6. Neurological and Psychological Conditions
- Migraine headache
- Symptoms of meningitis (severe headache, stiff neck, and light sensitivity)
- Brain injury or swelling
- Brain tumor
- Bulimia nervosa and other eating disorders
7. Seasickness or Motion Sickness
Seasickness, also called motion sickness, is the sensation people get when the motion they sense with their inner ear is not the same as the motion they visualize.
Most cases of motion sickness happen when people travel by boat, airplane, train, or car. Other people experience motion sickness in amusement park rides, such as a rollercoaster ride. At first, a person with motion sickness develops a feeling of uneasiness and sweating along with dizziness. These sensations are then followed by nausea, vomiting, or both.
When to Seek Medical Help
If your nausea is accompanied by symptoms of a heart attack, seek immediate medical attention. The most common symptoms of a heart attack are crushing chest pain, pain in the left arm, jaw pain, intense headache, or sweating.
Immediate medical attention is also required if your nausea is accompanied by difficulty breathing, confusion, stiff neck, and a severe headache. You should also seek medical help right away if you are dehydrated or think you may have consumed a poisonous substance.

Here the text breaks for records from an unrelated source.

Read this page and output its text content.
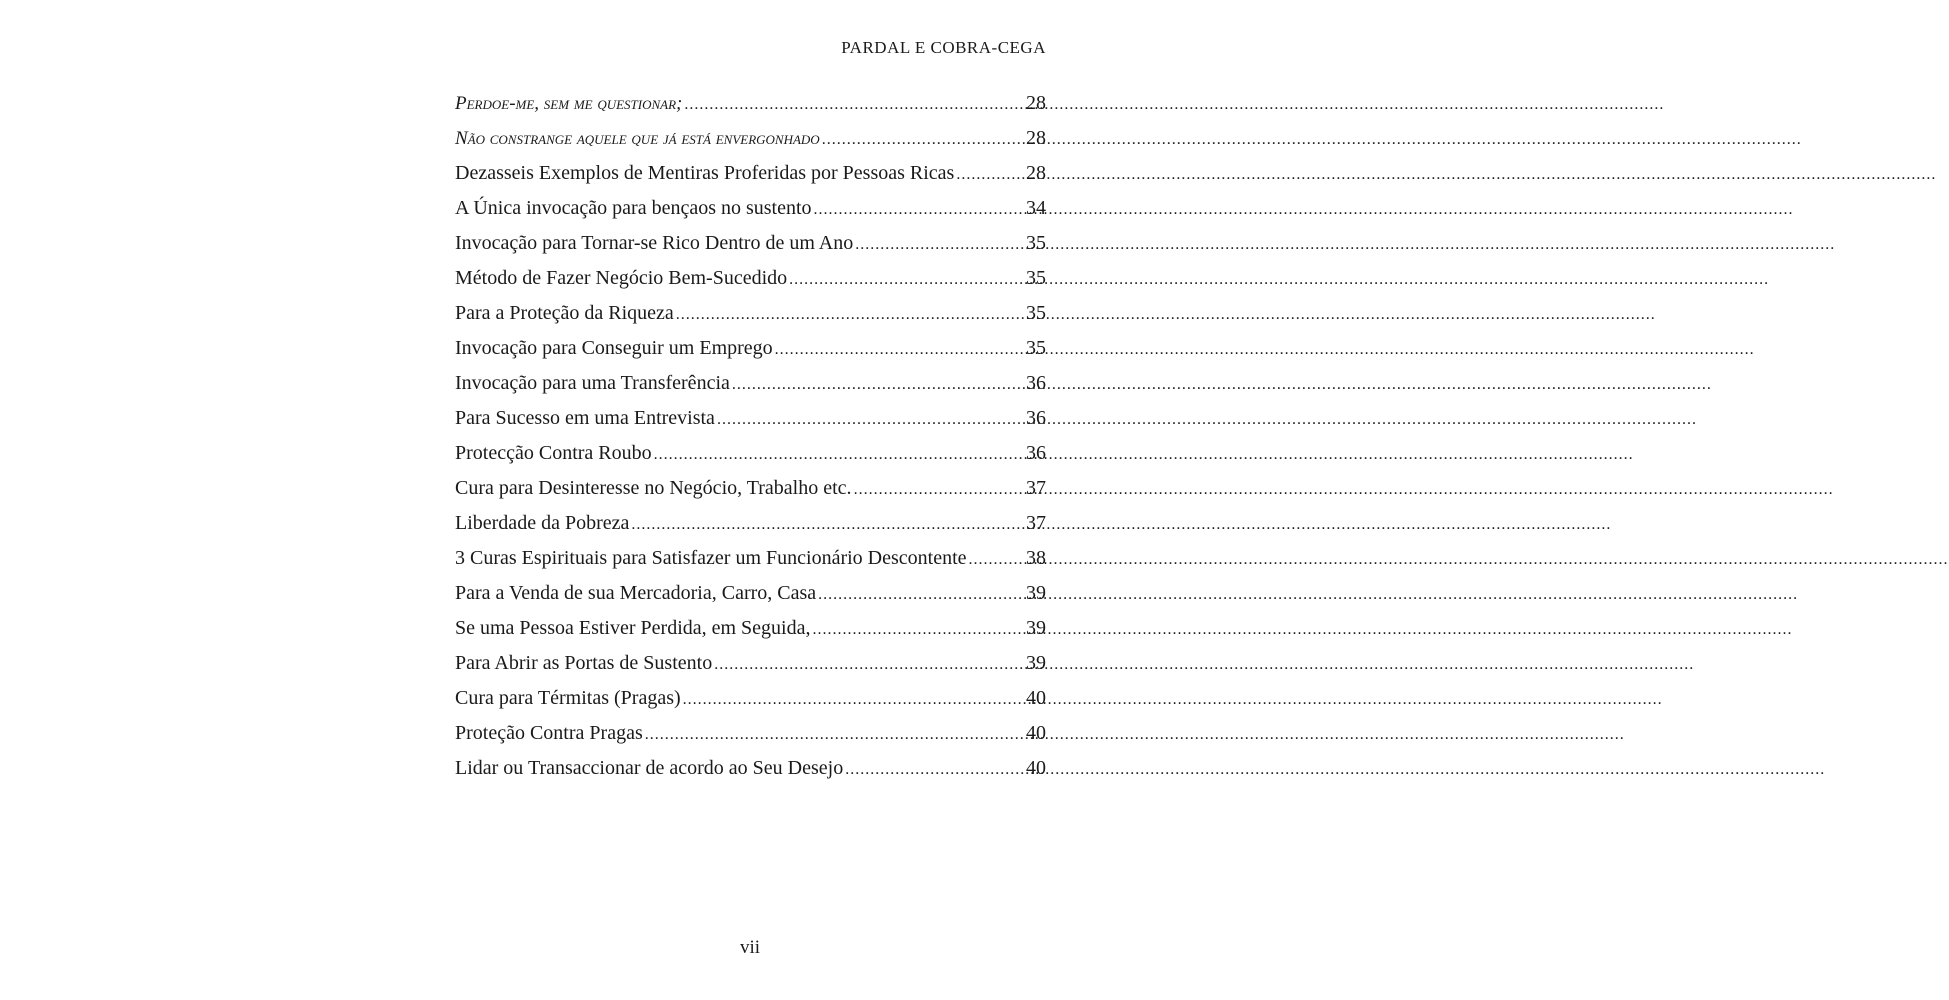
PARDAL E COBRA-CEGA
Perdoe-me, sem me questionar; .....	28
Não constrange aquele que já está envergonhado .....	28
Dezasseis Exemplos de Mentiras Proferidas por Pessoas Ricas .....	28
A Única invocação para bençaos no sustento .....	34
Invocação para Tornar-se Rico Dentro de um Ano .....	35
Método de Fazer Negócio Bem-Sucedido .....	35
Para a Proteção da Riqueza .....	35
Invocação para Conseguir um Emprego .....	35
Invocação para uma Transferência .....	36
Para Sucesso em uma Entrevista .....	36
Protecção Contra Roubo .....	36
Cura para Desinteresse no Negócio, Trabalho etc. .....	37
Liberdade da Pobreza .....	37
3 Curas Espirituais para Satisfazer um Funcionário Descontente .....	38
Para a Venda de sua Mercadoria, Carro, Casa .....	39
Se uma Pessoa Estiver Perdida, em Seguida, .....	39
Para Abrir as Portas de Sustento .....	39
Cura para Térmitas (Pragas) .....	40
Proteção Contra Pragas .....	40
Lidar ou Transaccionar de acordo ao Seu Desejo .....	40
vii
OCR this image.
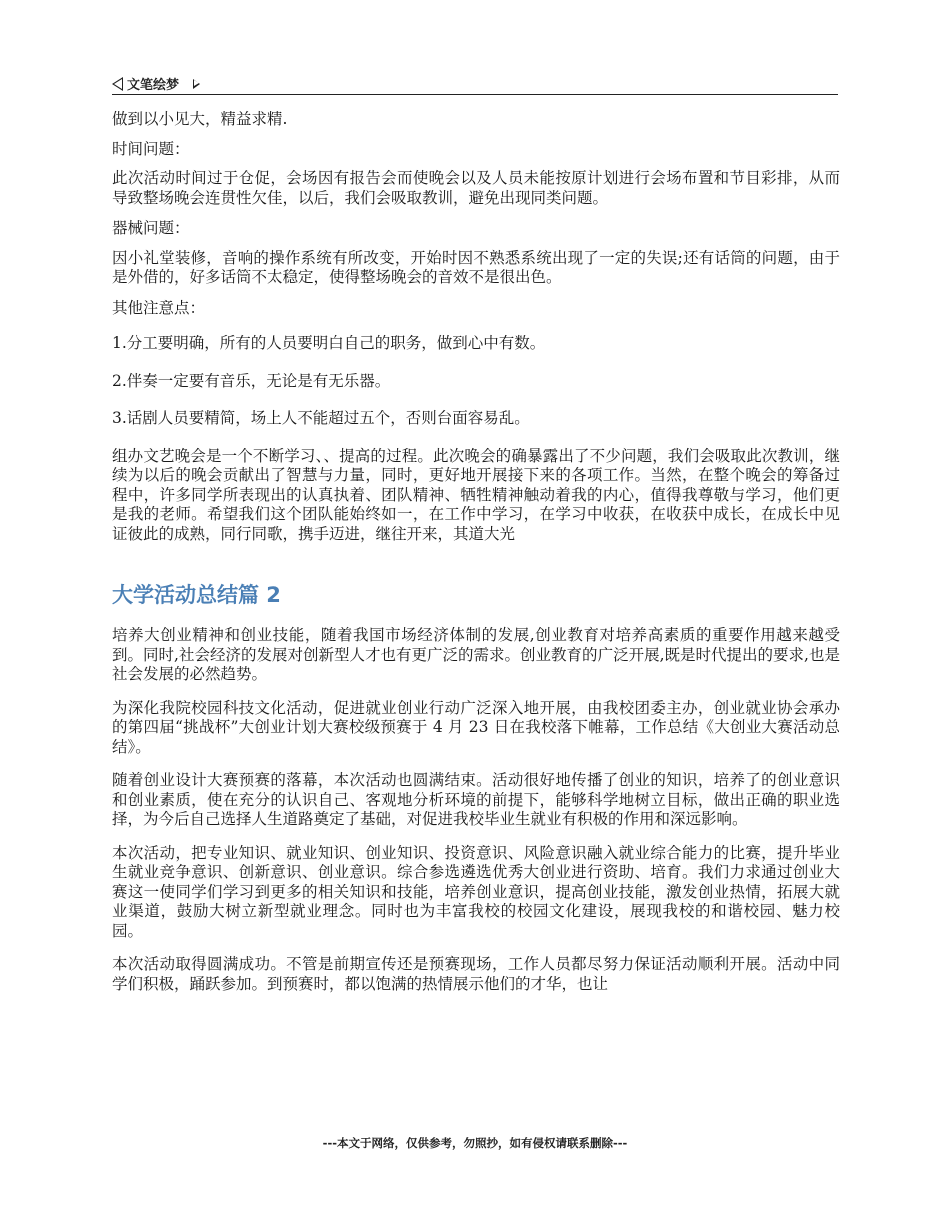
文笔绘梦

做到以小见大，精益求精.

时间问题：

此次活动时间过于仓促，会场因有报告会而使晚会以及人员未能按原计划进行会场布置和节目彩排，从而导致整场晚会连贯性欠佳，以后，我们会吸取教训，避免出现同类问题。

器械问题：

因小礼堂装修，音响的操作系统有所改变，开始时因不熟悉系统出现了一定的失误;还有话筒的问题，由于是外借的，好多话筒不太稳定，使得整场晚会的音效不是很出色。

其他注意点：

1.分工要明确，所有的人员要明白自己的职务，做到心中有数。

2.伴奏一定要有音乐，无论是有无乐器。

3.话剧人员要精简，场上人不能超过五个，否则台面容易乱。

组办文艺晚会是一个不断学习、、提高的过程。此次晚会的确暴露出了不少问题，我们会吸取此次教训，继续为以后的晚会贡献出了智慧与力量，同时，更好地开展接下来的各项工作。当然，在整个晚会的筹备过程中，许多同学所表现出的认真执着、团队精神、牺牲精神触动着我的内心，值得我尊敬与学习，他们更是我的老师。希望我们这个团队能始终如一，在工作中学习，在学习中收获，在收获中成长，在成长中见证彼此的成熟，同行同歌，携手迈进，继往开来，其道大光

大学活动总结篇 2

培养大创业精神和创业技能，随着我国市场经济体制的发展,创业教育对培养高素质的重要作用越来越受到。同时,社会经济的发展对创新型人才也有更广泛的需求。创业教育的广泛开展,既是时代提出的要求,也是社会发展的必然趋势。

为深化我院校园科技文化活动，促进就业创业行动广泛深入地开展，由我校团委主办，创业就业协会承办的第四届“挑战杯”大创业计划大赛校级预赛于 4 月 23 日在我校落下帷幕，工作总结《大创业大赛活动总结》。

随着创业设计大赛预赛的落幕，本次活动也圆满结束。活动很好地传播了创业的知识，培养了的创业意识和创业素质，使在充分的认识自己、客观地分析环境的前提下，能够科学地树立目标，做出正确的职业选择，为今后自己选择人生道路奠定了基础，对促进我校毕业生就业有积极的作用和深远影响。

本次活动，把专业知识、就业知识、创业知识、投资意识、风险意识融入就业综合能力的比赛，提升毕业生就业竞争意识、创新意识、创业意识。综合参选遴选优秀大创业进行资助、培育。我们力求通过创业大赛这一使同学们学习到更多的相关知识和技能，培养创业意识，提高创业技能，激发创业热情，拓展大就业渠道，鼓励大树立新型就业理念。同时也为丰富我校的校园文化建设，展现我校的和谐校园、魅力校园。

本次活动取得圆满成功。不管是前期宣传还是预赛现场，工作人员都尽努力保证活动顺利开展。活动中同学们积极，踊跃参加。到预赛时，都以饱满的热情展示他们的才华，也让

---本文于网络，仅供参考，勿照抄，如有侵权请联系删除---
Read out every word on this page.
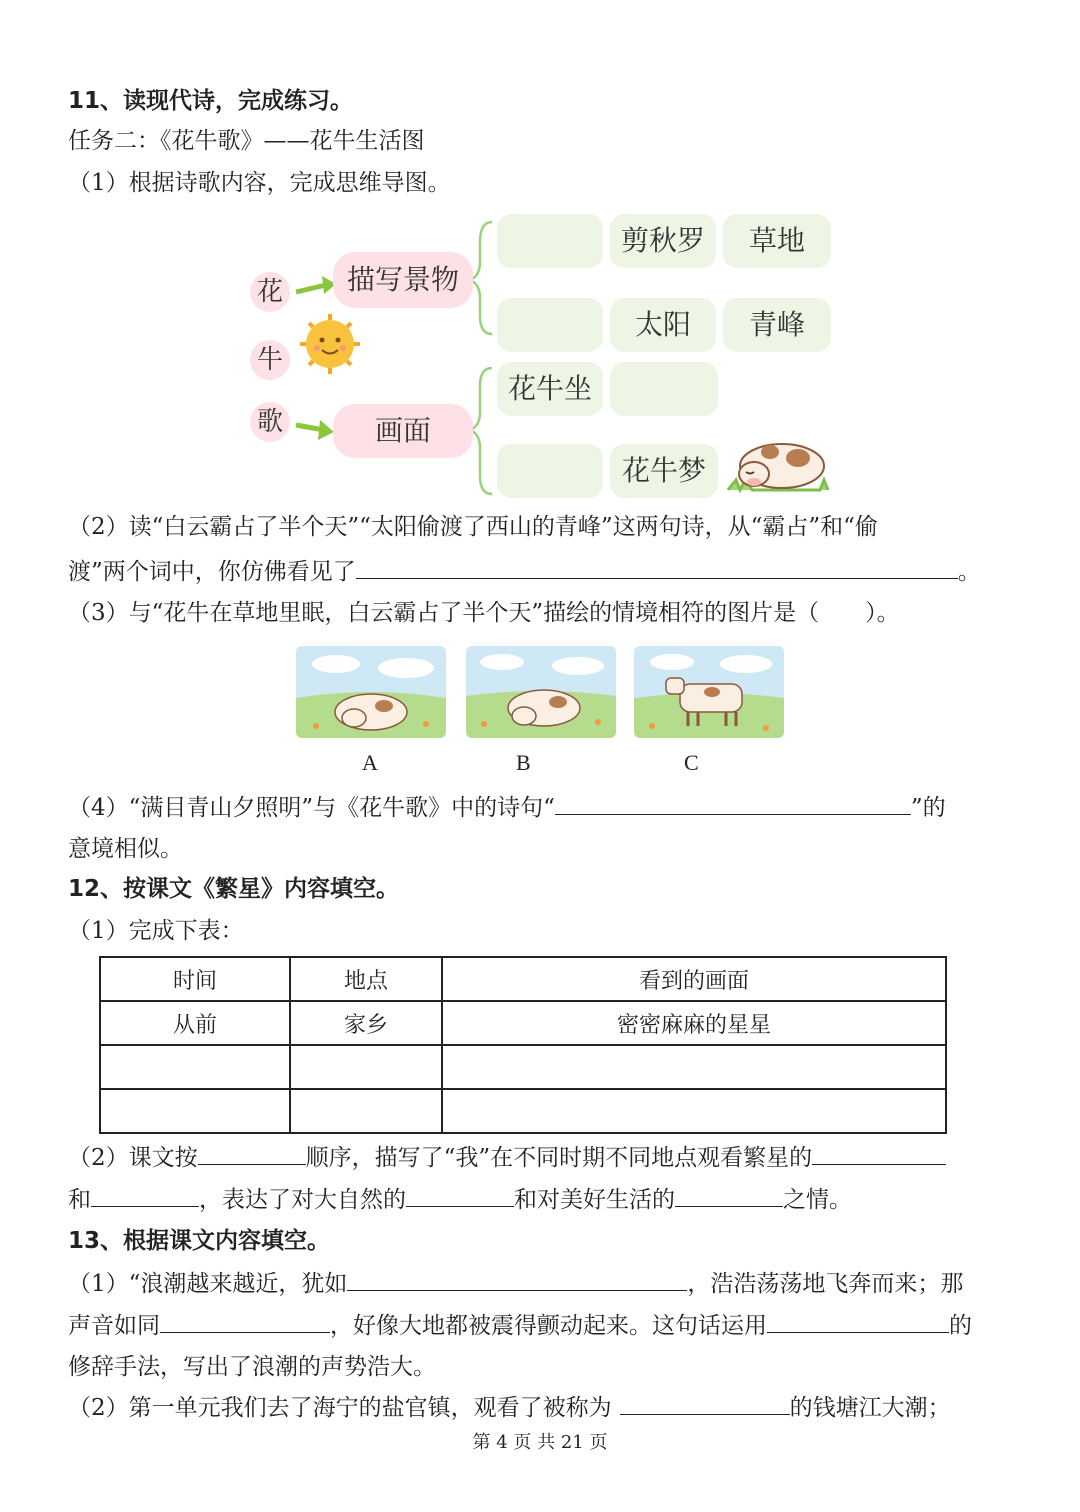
11、读现代诗，完成练习。
任务二：《花牛歌》——花牛生活图
（1）根据诗歌内容，完成思维导图。
花
牛
歌
描写景物
画面
剪秋罗	草地
太阳	青峰
花牛坐
花牛梦
（2）读“白云霸占了半个天”“太阳偷渡了西山的青峰”这两句诗，从“霸占”和“偷
渡”两个词中，你仿佛看见了	。
（3）与“花牛在草地里眠，白云霸占了半个天”描绘的情境相符的图片是（　　）。
A	B	C
（4）“满目青山夕照明”与《花牛歌》中的诗句“	”的
意境相似。
12、按课文《繁星》内容填空。
（1）完成下表：
时间	地点	看到的画面
从前	家乡	密密麻麻的星星

（2）课文按	顺序，描写了“我”在不同时期不同地点观看繁星的
和	，表达了对大自然的	和对美好生活的	之情。
13、根据课文内容填空。
（1）“浪潮越来越近，犹如	，浩浩荡荡地飞奔而来；那
声音如同	，好像大地都被震得颤动起来。这句话运用	的
修辞手法，写出了浪潮的声势浩大。
（2）第一单元我们去了海宁的盐官镇，观看了被称为	的钱塘江大潮；
第 4 页 共 21 页
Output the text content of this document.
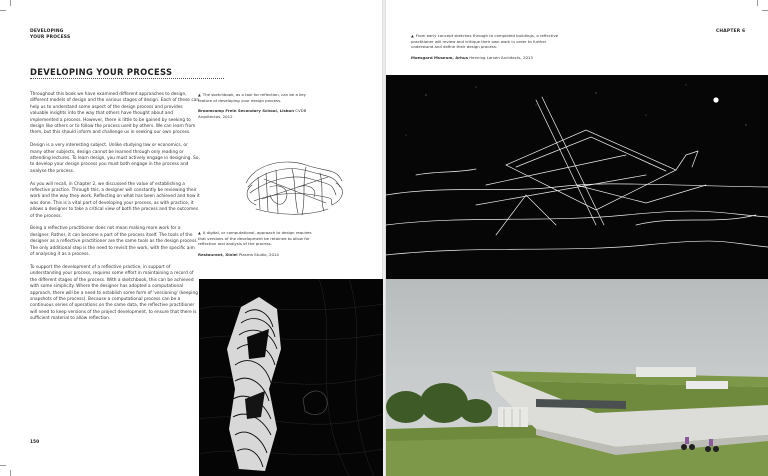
DEVELOPING
YOUR PROCESS
CHAPTER 6
DEVELOPING YOUR PROCESS

Throughout this book we have examined different approaches to design, different models of design and the various stages of design. Each of these can help us to understand some aspect of the design process and provides valuable insights into the way that others have thought about and implemented a process. However, there is little to be gained by seeking to design like others or to follow the process used by others. We can learn from them, but this should inform and challenge us in seeking our own process.

Design is a very interesting subject. Unlike studying law or economics, or many other subjects, design cannot be learned through only reading or attending lectures. To learn design, you must actively engage in designing. So, to develop your design process you must both engage in the process and analyse the process.

As you will recall, in Chapter 2, we discussed the value of establishing a reflective practice. Through this, a designer will constantly be reviewing their work and the way they work. Reflecting on what has been achieved and how it was done. This is a vital part of developing your process, as with practice, it allows a designer to take a critical view of both the process and the outcomes of the process.

Being a reflective practitioner does not mean making more work for a designer. Rather, it can become a part of the process itself. The tools of the designer as a reflective practitioner are the same tools as the design process. The only additional step is the need to revisit the work, with the specific aim of analysing it as a process.

To support the development of a reflective practice, in support of understanding your process, requires some effort in maintaining a record of the different stages of the process. With a sketchbook, this can be achieved with some simplicity. Where the designer has adopted a computational approach, there will be a need to establish some form of 'versioning' (keeping snapshots of the process). Because a computational process can be a continuous series of operations on the same data, the reflective practitioner will need to keep versions of the project development, to ensure that there is sufficient material to allow reflection.

▲ The sketchbook, as a tool for reflection, can be a key feature of developing your design process.
Broomcamp Frein Secondary School, Lisbon CVDB Arquitectos, 2012
▲ A digital, or computational, approach to design requires that versions of the development be retained to allow for reflection and analysis of the process.
Restaurant, Xinlei Plasma Studio, 2014
▲ From early concept sketches through to completed buildings, a reflective practitioner will review and critique their own work in order to further understand and define their design process.
Moesgard Museum, Arhus Henning Larsen Architects, 2013
150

See your doctor if you have severe nausea, making you unable to drink or eat anything for 12 hours or longer. A doctor's visit is also recommended if your nausea does not improve even after taking over-the-counter remedies within 24 hours.
Treatment usually depends on the cause of nausea. Some of the common treatment methods include:
- When you are in a vehicle, try to sit in the front seat instead of sitting at the rear seat to help relieve motion sickness.
- Take medications to help relieve motion sickness. These medications may be an antihistamine, a scopolamine patch, or dimenhydrinate (Dramamine).
- Taking medications for the treatment of any underlying causes of nausea.
- Pain relievers for intense headaches or migraine headaches.
- Acid reducers for gastroesophageal reflux disease (GERD).
- Keeping yourself well-hydrated to avoid being dehydrated after nausea subsides.
- When reintroducing food, the BRAT diet may be beneficial until you feel better. The BRAT diet consists of bananas, rice, applesauce, and toast.
The onset of nausea can be prevented by avoiding the things that trigger it. Some of its common triggers are:
- Air and sea travel
- Certain odors (cooking smells and strong perfume)
- Flickering lights (common triggering factor of migraine headaches)
Motion sickness can also be prevented by taking an anti-nausea medication, such as scopolamine, before air, land, or sea travel. Another way to help reduce the symptoms of nausea is to change your eating habits, such as eating small frequent meals. After meals, avoiding any intense physical activity may help as well.
Eat foods that are less likely to induce nausea, such as broth, gelatin, toast, cereals, and crackers. Avoid consuming foods that are greasy, spicy, and high in fat.